# Reprieve: a library for evaluating representations

![Figure 1, showing the loss-data curve.](assets/fig1.png)

This repo contains a library called `reprieve` (for **repr**esentation **ev**aluation) for computing loss-data curves and the metrics of representation quality that can be derived from them. These metrics are:

- Validation loss
- Mutual information (approximate; a bound only)
- Minimum description length, from [Information-Theoretic Probing with Minimum Description Length](https://arxiv.org/abs/2003.12298)
- Surplus description length (our paper)
- ε-sample complexity (our paper)

We encourage anyone working on representation learning to bring their representations and datasets and use this library for evaluation and benchmarking. Don't settle for evaluating with linear probes or few-shot fine-tuning!


## Features

This library is designed to be framework-agnostic and _extremely_ efficient. Loss-data curves, and the associated measures like MDL and SDL, can be expensive to compute as they require training a probe algorithm dozens of times. This library reduces the time it takes to do this from 30 minutes to 2 when using probe algorithms in JAX.

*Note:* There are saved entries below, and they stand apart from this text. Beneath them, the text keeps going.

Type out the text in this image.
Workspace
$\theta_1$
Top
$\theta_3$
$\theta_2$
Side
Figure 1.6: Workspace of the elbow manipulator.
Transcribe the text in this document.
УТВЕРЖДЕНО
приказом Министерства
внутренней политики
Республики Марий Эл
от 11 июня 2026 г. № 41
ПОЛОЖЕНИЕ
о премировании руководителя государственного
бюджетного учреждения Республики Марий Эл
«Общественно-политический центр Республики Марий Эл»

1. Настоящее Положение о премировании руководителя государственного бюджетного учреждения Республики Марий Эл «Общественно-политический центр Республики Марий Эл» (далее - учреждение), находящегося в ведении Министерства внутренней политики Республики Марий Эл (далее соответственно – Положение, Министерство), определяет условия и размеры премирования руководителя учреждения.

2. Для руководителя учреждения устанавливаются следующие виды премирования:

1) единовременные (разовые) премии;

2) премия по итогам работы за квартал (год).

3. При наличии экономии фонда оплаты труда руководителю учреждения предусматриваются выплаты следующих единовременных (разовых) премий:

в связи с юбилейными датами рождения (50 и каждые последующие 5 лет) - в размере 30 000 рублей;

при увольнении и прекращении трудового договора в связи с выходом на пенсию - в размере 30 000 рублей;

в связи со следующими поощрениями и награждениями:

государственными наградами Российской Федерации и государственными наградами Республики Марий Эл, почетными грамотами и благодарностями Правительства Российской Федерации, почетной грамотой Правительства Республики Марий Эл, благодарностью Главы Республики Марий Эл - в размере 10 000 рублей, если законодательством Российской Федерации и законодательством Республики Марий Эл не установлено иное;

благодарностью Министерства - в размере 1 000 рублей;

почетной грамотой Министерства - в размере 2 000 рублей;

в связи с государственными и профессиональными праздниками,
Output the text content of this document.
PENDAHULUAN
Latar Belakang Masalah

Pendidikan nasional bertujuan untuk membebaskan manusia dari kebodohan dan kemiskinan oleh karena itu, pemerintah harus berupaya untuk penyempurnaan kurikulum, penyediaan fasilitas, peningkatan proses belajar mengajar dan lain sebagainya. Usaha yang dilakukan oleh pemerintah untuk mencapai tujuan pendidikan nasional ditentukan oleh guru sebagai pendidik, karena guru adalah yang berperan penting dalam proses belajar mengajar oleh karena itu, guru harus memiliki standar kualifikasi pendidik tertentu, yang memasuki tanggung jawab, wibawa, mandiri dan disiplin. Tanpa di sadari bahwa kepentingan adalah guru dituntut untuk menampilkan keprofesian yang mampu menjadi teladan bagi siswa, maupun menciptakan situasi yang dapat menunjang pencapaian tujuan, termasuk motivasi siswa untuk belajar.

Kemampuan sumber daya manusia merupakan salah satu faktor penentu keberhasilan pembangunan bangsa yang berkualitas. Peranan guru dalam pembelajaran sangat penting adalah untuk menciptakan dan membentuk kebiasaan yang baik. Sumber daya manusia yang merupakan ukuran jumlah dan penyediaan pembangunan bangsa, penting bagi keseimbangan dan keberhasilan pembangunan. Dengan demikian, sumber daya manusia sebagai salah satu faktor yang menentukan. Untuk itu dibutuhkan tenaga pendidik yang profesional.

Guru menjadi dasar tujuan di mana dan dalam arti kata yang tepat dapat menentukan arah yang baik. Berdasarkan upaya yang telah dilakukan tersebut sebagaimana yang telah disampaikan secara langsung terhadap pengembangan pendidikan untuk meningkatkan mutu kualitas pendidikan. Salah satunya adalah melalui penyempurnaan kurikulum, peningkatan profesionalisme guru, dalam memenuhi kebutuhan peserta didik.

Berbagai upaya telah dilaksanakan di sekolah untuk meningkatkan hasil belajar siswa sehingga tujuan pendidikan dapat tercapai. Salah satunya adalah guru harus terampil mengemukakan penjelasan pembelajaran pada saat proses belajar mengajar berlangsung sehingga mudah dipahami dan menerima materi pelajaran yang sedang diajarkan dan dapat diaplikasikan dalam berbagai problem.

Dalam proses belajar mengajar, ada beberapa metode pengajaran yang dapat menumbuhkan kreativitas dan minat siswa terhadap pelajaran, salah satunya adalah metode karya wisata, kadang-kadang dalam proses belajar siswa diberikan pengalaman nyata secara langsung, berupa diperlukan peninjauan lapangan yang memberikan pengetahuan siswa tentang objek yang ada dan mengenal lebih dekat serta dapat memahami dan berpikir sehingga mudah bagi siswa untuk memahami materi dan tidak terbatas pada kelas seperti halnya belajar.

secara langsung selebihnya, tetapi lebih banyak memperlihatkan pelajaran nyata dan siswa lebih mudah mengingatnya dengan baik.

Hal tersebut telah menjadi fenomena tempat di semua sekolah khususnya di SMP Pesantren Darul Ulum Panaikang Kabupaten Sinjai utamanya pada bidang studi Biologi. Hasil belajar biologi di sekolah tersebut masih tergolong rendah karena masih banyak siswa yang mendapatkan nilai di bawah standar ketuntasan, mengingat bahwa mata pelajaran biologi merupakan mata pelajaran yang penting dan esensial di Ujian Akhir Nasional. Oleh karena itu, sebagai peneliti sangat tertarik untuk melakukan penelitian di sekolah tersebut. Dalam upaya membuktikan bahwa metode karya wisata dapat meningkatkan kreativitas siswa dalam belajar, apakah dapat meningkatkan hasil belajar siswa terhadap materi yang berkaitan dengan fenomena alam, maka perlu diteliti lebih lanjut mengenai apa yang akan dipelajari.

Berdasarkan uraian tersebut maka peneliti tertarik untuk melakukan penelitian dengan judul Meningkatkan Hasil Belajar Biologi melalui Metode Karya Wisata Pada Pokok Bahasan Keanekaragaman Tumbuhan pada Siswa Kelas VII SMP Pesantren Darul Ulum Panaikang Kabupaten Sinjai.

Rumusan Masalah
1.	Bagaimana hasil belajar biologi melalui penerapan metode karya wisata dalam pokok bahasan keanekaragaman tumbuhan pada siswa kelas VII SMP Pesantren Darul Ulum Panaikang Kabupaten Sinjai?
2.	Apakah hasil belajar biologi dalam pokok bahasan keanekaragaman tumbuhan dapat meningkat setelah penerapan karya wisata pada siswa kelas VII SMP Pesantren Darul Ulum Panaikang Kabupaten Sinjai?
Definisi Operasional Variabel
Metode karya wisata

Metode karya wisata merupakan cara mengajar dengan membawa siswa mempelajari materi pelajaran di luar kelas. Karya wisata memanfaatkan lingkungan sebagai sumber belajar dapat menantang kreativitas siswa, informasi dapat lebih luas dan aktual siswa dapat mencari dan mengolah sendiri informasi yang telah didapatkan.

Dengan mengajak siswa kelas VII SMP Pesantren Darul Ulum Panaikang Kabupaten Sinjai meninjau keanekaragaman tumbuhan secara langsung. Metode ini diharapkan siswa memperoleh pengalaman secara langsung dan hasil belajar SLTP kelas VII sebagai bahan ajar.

- **Bring your own dataset, representation function, and probe algorithm.** We provide implementations of representation functions such as VAEs and supervised pretraining, and an MLP with Adam probe algorithm, but you can quickly and easily use your own.
- **Framework-agnostic.** You can implement representation functions and algorithms in any framework you choose, be it Pytorch, JAX, NumPy, or TensorFlow. Anything that can convert to and from NumPy arrays is fair game.
- **Extremely fast.** When using probing algorithms implemented in JAX, such as the standard MLP example we include, this library performs _parallel training_ of dozens of networks at a time on a single GPU. Loss-data curves derived from training 100 small networks can be computed in about two minutes on one GPU. Yes, training 100 networks at once on one GPU.
- **Publication-ready output.** The library includes utilities for producing publication-quality plots and tables from the results. It even renders LaTeX tables including all the representation metrics.
- **Simple to use.** You can evaluate your representation according to five measures in only a few lines of code.

## Examples

For more examples, see the examples folder. In particular [examples/main.py](examples/main.py) is a complete example using fast parallel training and a JAX algorithm, and [examples/main_torch.py](examples/main_torch.py) is the same example using a Pytorch algorithm and no dependence on JAX.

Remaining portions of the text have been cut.